Ball State sexual assault program receives national attention

Elemental Sessions:

Aug. 16, Aug. 18, Aug. 23 and Aug. 25.

$20 each - Register at www.elementalprotection.org/courses

Shouts of “Get away from me!” and “Stop!” filled the air of the Park Hall multipurpose room as eight girls, two “creepers” and two instructors practiced defense mechanisms against sexual assault during Elemental.

Elemental is a sexual assault protection program designed to help students train to protect themselves and get out of potentially dangerous or harmful situations.

Elemental started in 2011 when it was developed by Mellisa Holtzman, Chad Menning and a team of 15 students as a Ball State immersive learning project. Since then, the program has grown and received national attention.

In April, Holtzman was invited to the White House to attend a briefing on the first 90-day report for Obama’s sexual assault task force.

“I had been in contact with the White House about Elemental, and they invited a select number of program representatives to come to the White House for that task force’s unveiling of their first report,” Holtzman said.

The name comes from the techniques taught to the students to defend themselves based on the four elements: earth, water, fire and wind. Each element has a different response to a given situation.

The “fire” approach to being cornered in a parking garage, for example, would be to catch the aggressor as they block the door and elbow repeatedly into their exposed ribs, while the “water” approach is to use the attacker’s own momentum to spin them around and force them down.

Menning said Elemental is tailored mainly to assaults where the victim knows the attacker.

“We talk about how to keep someone from kissing you when you don’t want them to, how to keep someone from taking your shirt off, how to get someone off of you when you’re on a bed,” Menning said.

He said while assaults by strangers tend to be what students fear most, assaults by people the victim knows are actually much more common. Two third of assaults are committed by someone known to the victim and 38 percent of rapists are a friend or acquaintance of the victim, according to the Rape, Abuse and Incest National Network.

Menning said they cover what to do in scenarios between strangers, two friends, two people who just met at a party, long-term dating partners and hook-up situations.

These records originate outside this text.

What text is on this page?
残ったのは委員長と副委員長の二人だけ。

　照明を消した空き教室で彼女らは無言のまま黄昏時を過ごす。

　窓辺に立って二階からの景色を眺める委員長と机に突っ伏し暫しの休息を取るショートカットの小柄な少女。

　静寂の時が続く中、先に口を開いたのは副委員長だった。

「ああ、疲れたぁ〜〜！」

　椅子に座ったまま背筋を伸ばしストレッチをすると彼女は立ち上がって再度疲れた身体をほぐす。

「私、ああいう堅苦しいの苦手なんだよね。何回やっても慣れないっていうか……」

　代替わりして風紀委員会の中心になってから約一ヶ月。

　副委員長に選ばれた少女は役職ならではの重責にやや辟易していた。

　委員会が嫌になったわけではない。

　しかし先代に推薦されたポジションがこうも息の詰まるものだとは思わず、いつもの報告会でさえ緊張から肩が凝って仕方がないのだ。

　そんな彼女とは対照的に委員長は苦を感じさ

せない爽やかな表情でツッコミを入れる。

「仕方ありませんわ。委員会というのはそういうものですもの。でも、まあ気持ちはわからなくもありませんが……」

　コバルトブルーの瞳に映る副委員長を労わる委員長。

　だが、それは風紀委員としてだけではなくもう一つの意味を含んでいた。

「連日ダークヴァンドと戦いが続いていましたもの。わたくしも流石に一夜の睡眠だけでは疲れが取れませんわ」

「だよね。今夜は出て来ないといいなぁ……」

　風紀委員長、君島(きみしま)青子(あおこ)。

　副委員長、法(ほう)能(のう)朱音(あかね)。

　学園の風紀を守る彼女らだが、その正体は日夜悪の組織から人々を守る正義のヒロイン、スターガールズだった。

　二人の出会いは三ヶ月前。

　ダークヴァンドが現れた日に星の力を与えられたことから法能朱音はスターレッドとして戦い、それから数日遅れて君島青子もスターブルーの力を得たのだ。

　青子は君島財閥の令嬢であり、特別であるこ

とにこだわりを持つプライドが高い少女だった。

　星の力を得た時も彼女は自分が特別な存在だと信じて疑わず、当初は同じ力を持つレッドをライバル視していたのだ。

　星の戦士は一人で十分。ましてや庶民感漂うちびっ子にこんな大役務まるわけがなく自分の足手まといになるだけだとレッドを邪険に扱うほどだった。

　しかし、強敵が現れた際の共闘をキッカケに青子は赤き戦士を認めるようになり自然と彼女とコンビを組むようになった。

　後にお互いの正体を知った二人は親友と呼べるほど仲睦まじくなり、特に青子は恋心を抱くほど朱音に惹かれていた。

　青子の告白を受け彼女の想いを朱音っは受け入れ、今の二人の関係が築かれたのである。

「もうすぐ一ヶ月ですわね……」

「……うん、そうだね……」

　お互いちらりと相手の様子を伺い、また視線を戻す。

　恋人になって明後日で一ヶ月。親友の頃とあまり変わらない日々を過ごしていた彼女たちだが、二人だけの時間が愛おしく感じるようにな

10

But Holtzman said the way Elemental teaches students to deal with those scenarios is unlike many other sexual assault programs.

“Most sexual assault programs are either self-defense based or they’re educational programs,” Holtzman said. “But Elemental marries those two approaches. It’s an educational classroom experience coupled with a self-defense experience.”

She said the self-defense part of the program is unconventional because it doesn’t focus exclusively on violent responses.

“That’s in part because we know we’re dealing with acquaintances, and individuals aren’t willing to break their boyfriend’s nose even if he deserves it,” Holtzman said. “So they need to have other options available to them.”

Freshman business management major Larissa McFarland said since it was her first time away from home, she took the class to make sure she felt safe.

“I want to know that if something were to happen, I could defend myself properly,” she said.